An Empirical Study on Methods, Metrics and Evaluation on Feature Extraction in Big Data Analytics

J. Jebamalai Robinson et al.

J. Jebamalai Robinson et al.

Abstract

Big data usually refer to large data with high accumulation rate and complex which makes it very difficult or even impossible for processing with the help of traditional techniques. Big data is often referred as the data with many varieties accumulated in large volumes with exceptional velocity. Many times, too much of information can be the cause of inefficiency in the domain of data mining. Attributes that are irrelevant often add noises and can affect the accuracy of the data model. The attributes may also be redundant that measures the same feature. These anamloies present in the data that is built are prone to skew any logic of the DM algorithms and can cause adverse effects in the model’s accuracy. Data with many such attributes involves lot of processing difficulties when data mining algorithms are applied. The attributes present in a data model represents the dimensionality of the processing space that are used by a particular algorithm. Greater the dimensionality, higher the cost of computation in any algorithm design and processing. In order to minimize these noise and high dimensions, specific form of dimensionality reduction techniques are required for the data mining to be effective. Feature selection and feature extraction are common approaches towards solving the issue.

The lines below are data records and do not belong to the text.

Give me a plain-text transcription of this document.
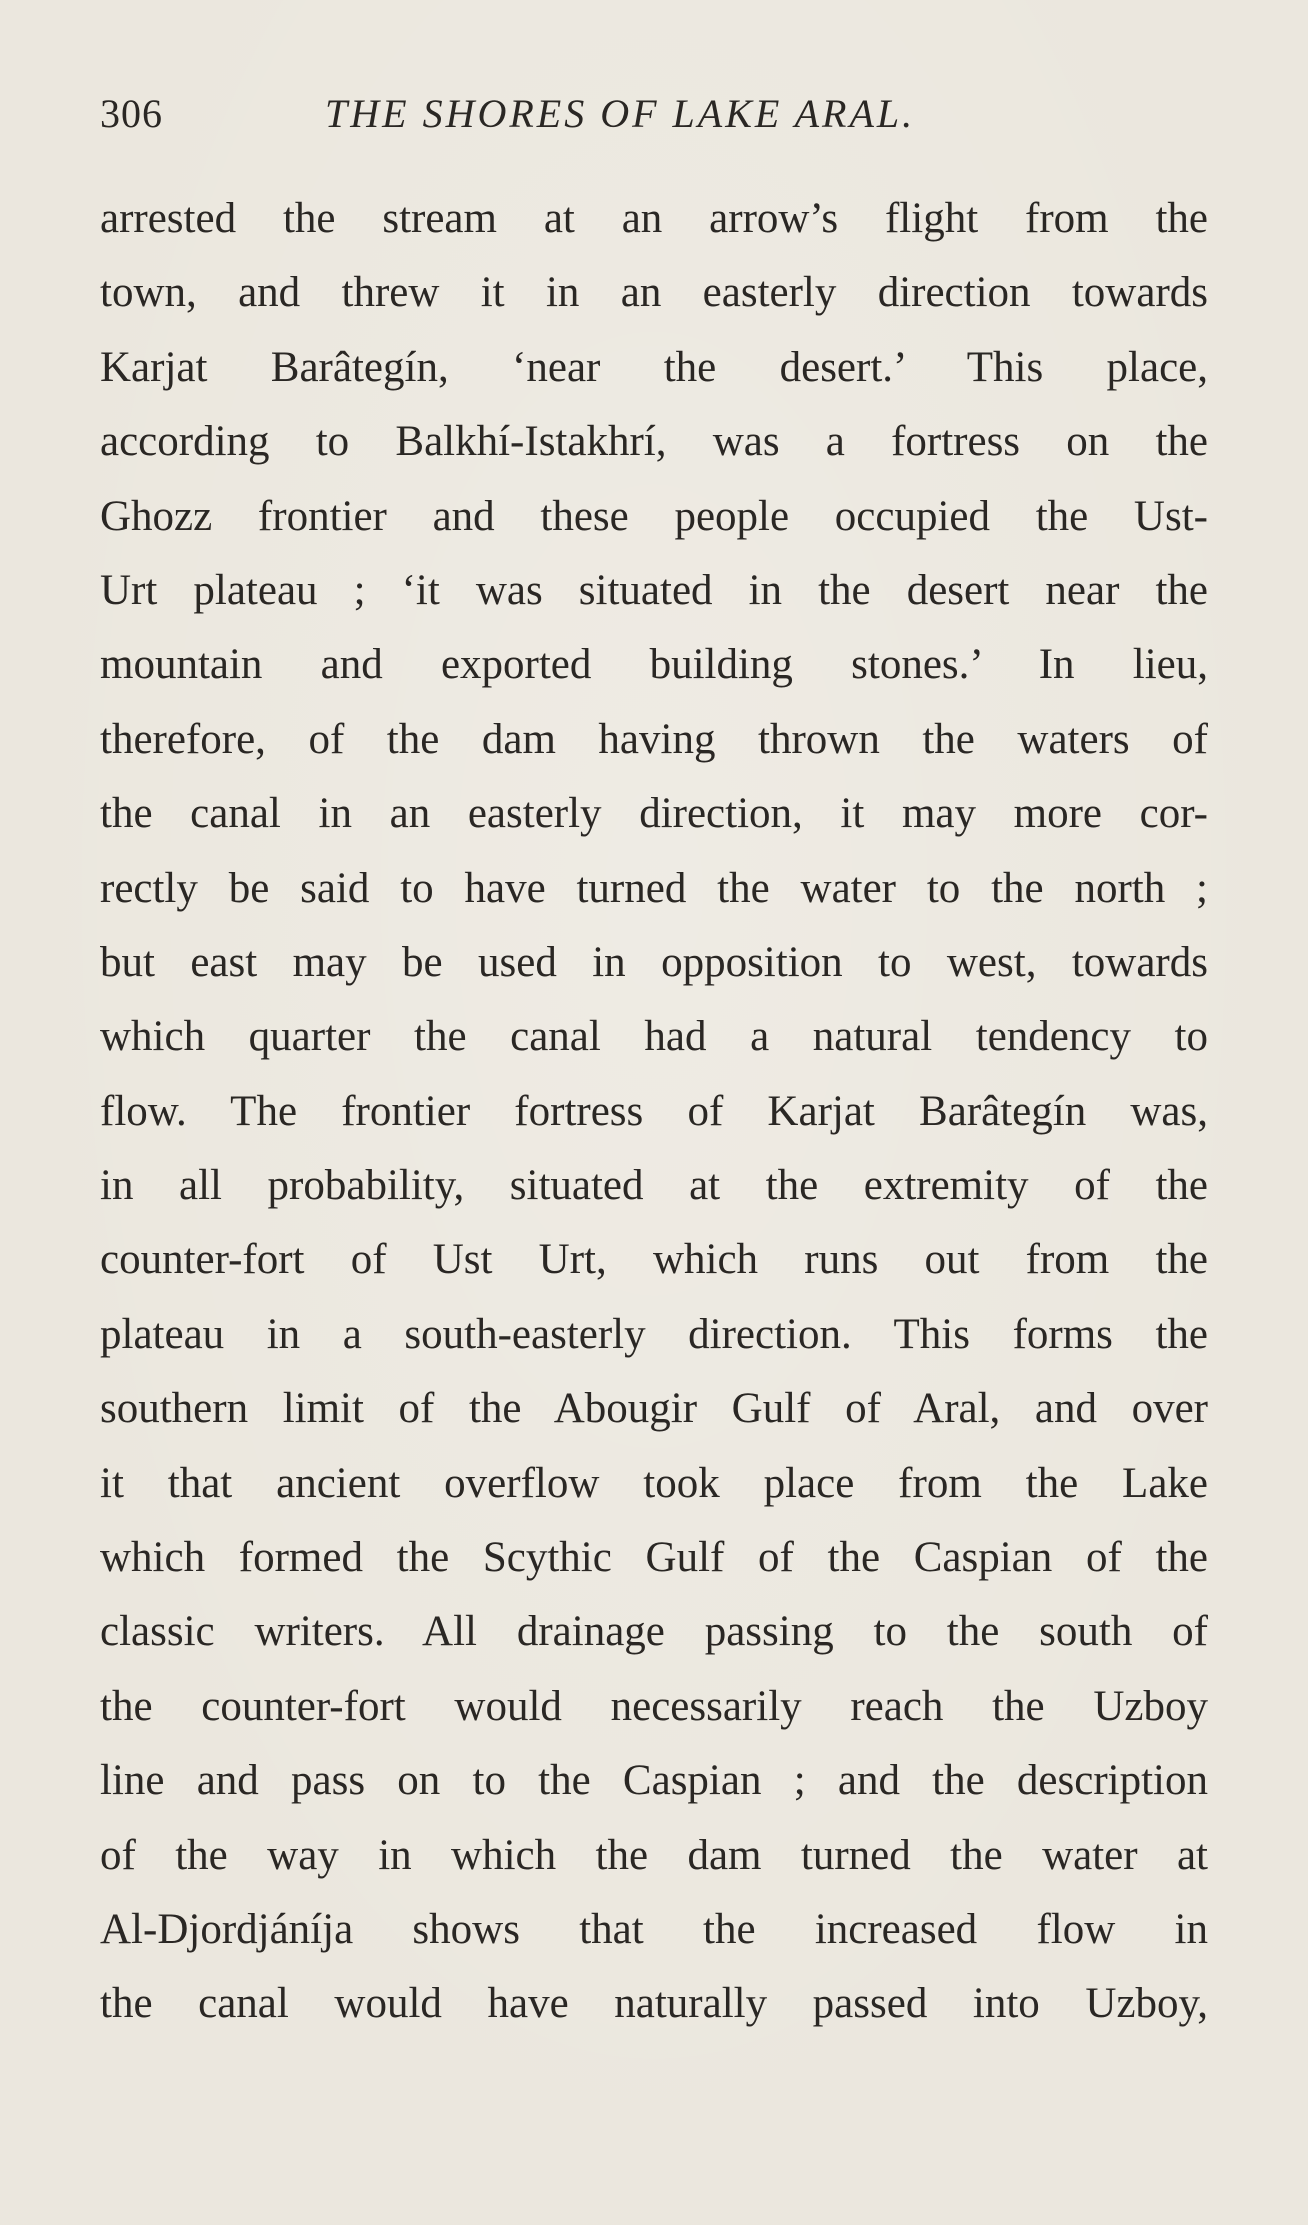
306	THE SHORES OF LAKE ARAL.
arrested the stream at an arrow’s flight from the
town, and threw it in an easterly direction towards
Karjat Barâtegín, ‘near the desert.’ This place,
according to Balkhí-Istakhrí, was a fortress on the
Ghozz frontier and these people occupied the Ust-
Urt plateau ; ‘it was situated in the desert near the
mountain and exported building stones.’ In lieu,
therefore, of the dam having thrown the waters of
the canal in an easterly direction, it may more cor-
rectly be said to have turned the water to the north ;
but east may be used in opposition to west, towards
which quarter the canal had a natural tendency to
flow. The frontier fortress of Karjat Barâtegín was,
in all probability, situated at the extremity of the
counter-fort of Ust Urt, which runs out from the
plateau in a south-easterly direction. This forms the
southern limit of the Abougir Gulf of Aral, and over
it that ancient overflow took place from the Lake
which formed the Scythic Gulf of the Caspian of the
classic writers. All drainage passing to the south of
the counter-fort would necessarily reach the Uzboy
line and pass on to the Caspian ; and the description
of the way in which the dam turned the water at
Al-Djordjáníja shows that the increased flow in
the canal would have naturally passed into Uzboy,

The former deals in selecting the attributes that are most relevant and the latter helps to combine the attributes into a set of reduced features. Feature extraction in the process of attribute reduction. Feature selection is the process where the attributes that are existing are ranked based on the predictive significance whereas Feature Extraction transforms the attributes in reality. Numerous researches have been conducted in proposing methods and techniques for effective feature extraction. This paper is an outcome of the study on the methods, metrics and evaluation techniques for the feature extraction in Big Data analytics.